When I tried SCALE on it, I got a kernel panic. That was booted in legacy bios mode though. Might try it in UEFI with SCALE and see what happens.
I can’t figure out what could be creating this effect if the hardware isn’t actually broken.
One clue. I’ve just noticed there is a bunch of text that briefly flashes on the screen before the usual bios dialog on power up. It’s way too fast for me to read it, literally blink and you miss it, first time I’ve noticed, so might see if I can pause it and catch that. Might be complaining about something. CMOS Battery? Who knows. I"ll see if I can catch it, is there a way to capture all the bios messages from power on? I don’t know of any.
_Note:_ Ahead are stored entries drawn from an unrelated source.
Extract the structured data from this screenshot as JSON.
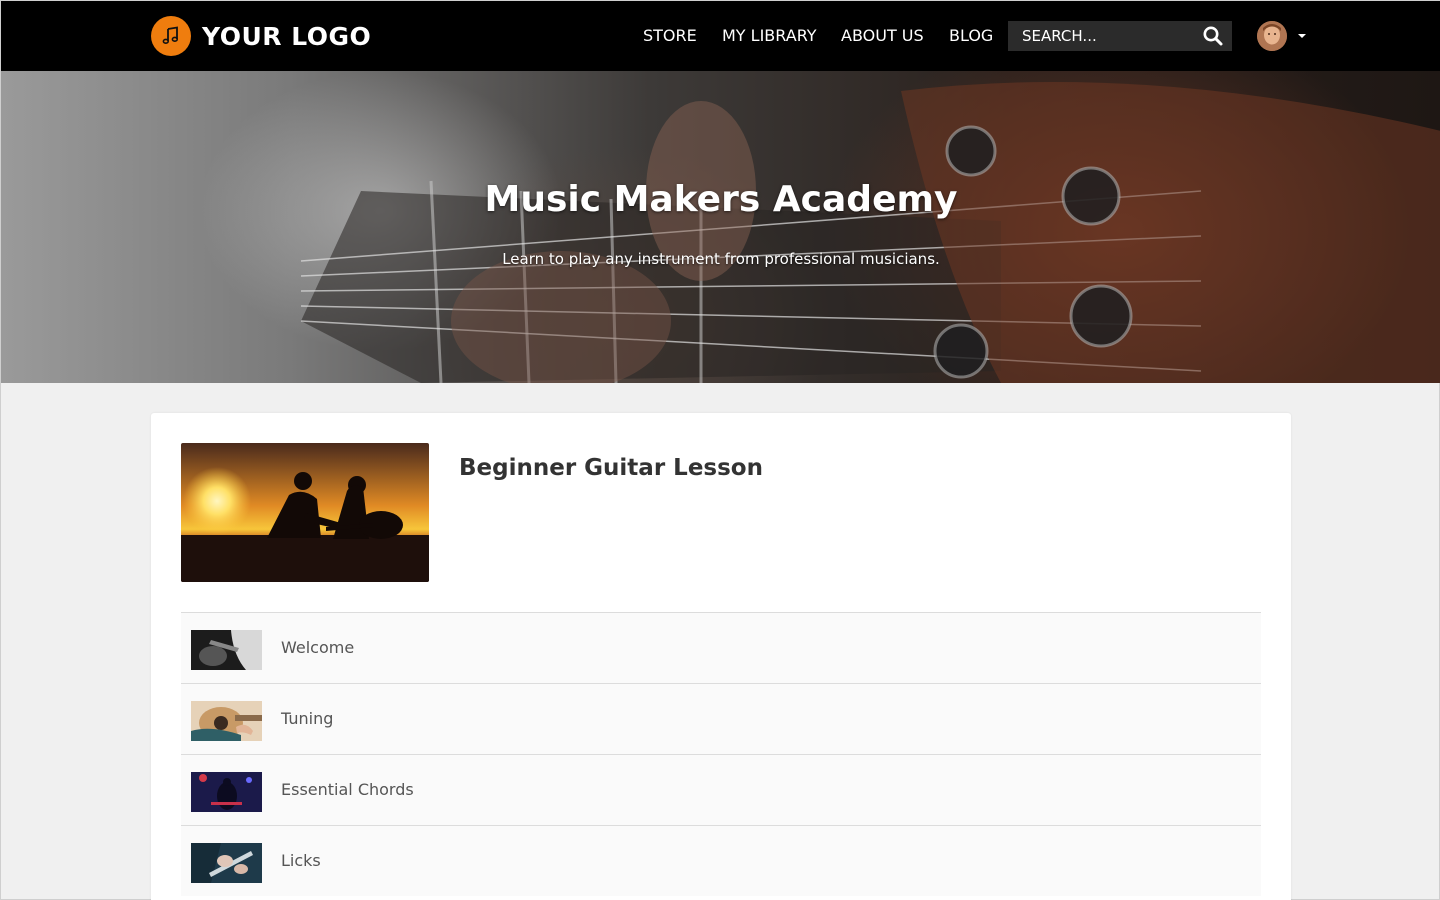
{
  "header": {
    "logo_text": "YOUR LOGO",
    "logo_icon": "music-note-icon",
    "nav": [
      {
        "label": "STORE"
      },
      {
        "label": "MY LIBRARY"
      },
      {
        "label": "ABOUT US"
      },
      {
        "label": "BLOG"
      }
    ],
    "search": {
      "placeholder": "SEARCH...",
      "value": "",
      "icon": "search-icon"
    },
    "user": {
      "avatar_icon": "user-avatar",
      "menu_icon": "caret-down-icon"
    }
  },
  "hero": {
    "title": "Music Makers Academy",
    "subtitle": "Learn to play any instrument from professional musicians."
  },
  "course": {
    "title": "Beginner Guitar Lesson",
    "lessons": [
      {
        "label": "Welcome"
      },
      {
        "label": "Tuning"
      },
      {
        "label": "Essential Chords"
      },
      {
        "label": "Licks"
      }
    ]
  },
  "colors": {
    "brand_orange": "#ef7d0e",
    "nav_background": "#000000",
    "page_background": "#f0f0f0"
  }
}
It’s there for a second at most.

I’m also going to try removing the 2nd bank of 4gb RAM and see what happens with the original 8gb, maybe a memory error of some kind I’m missing… That might make sense if it somehow scrambled the FS id in ram I suppose.

At least I can now be reasonable sure it’s the specific system that is the issue and not a broader issue with the installer.

Thanks for doing that. Appreciate the time you have given it.
Regards

Ok, I tried the 80gb SATA drive in the I5 Shuttle with 8gb and it worked.
Booted the installer, did a clean install, rebooted and it worked, loaded the ZFS Root without an issue and eventually wound up at the Console screen.
So, it’s the hardware. I’ve tried changing ram around (don’t have a lot of the DDR3 that this needs, but some combinations seemed to make it worse (a couple caused a kernel panic in the installer, others worked fine, including 4gb of known good ram I borrowed from a Win10 box. But none of them would load ZFS root after install finished and the system was rebooted.
Either pretty much all the RAM I have (maybe a dozen sticks of various sizes that fit this board) is faulty or it’s the mainboard, based on available evidence I’m going for the mainboard. Which is annoying as I don’t have another board around that will take an I5 or better that has enough SATA drive ports to make a usable system and/or physical room for 3 hdds (1 boot, 2 x RAID1). So I might have to see if I can get another mainboard from somewhere.
I’ve gone over it with a magnifier and can’t see any obvious issues, no popped caps, corrosion etc, it all looks fine, but clearly something isn’t right.

Thanks for all your help, it seems your first thought, that it was hardware was in fact correct, though it’s the most obscure hardware issue I can recall seeing to be quite honest. I’m going to ramtest all the ram I can find just on the off chance it’s faulty (stranger things have happened) but I’ll do it in another system and go from there, but at this point I think we can leave it as a ā€˜Hardware broken in some strange way’ issue and move on from here.

Thank you again for all your help and patience, much appreciated.

Regards

Should we choose UEFi or BIOS settings during installation?

Both seems to work depending on your hardware. I just managed a successful install (on an Old IBM Pentum Duo server with only 6 gig of RAM.) in BIOS and on a Shuttle I5 using UEFI for both installer and installed system. The system I had all the problems with seems to have subtle mainboard or possibly ram issues, but it made no difference booting in BIOS or UEFI.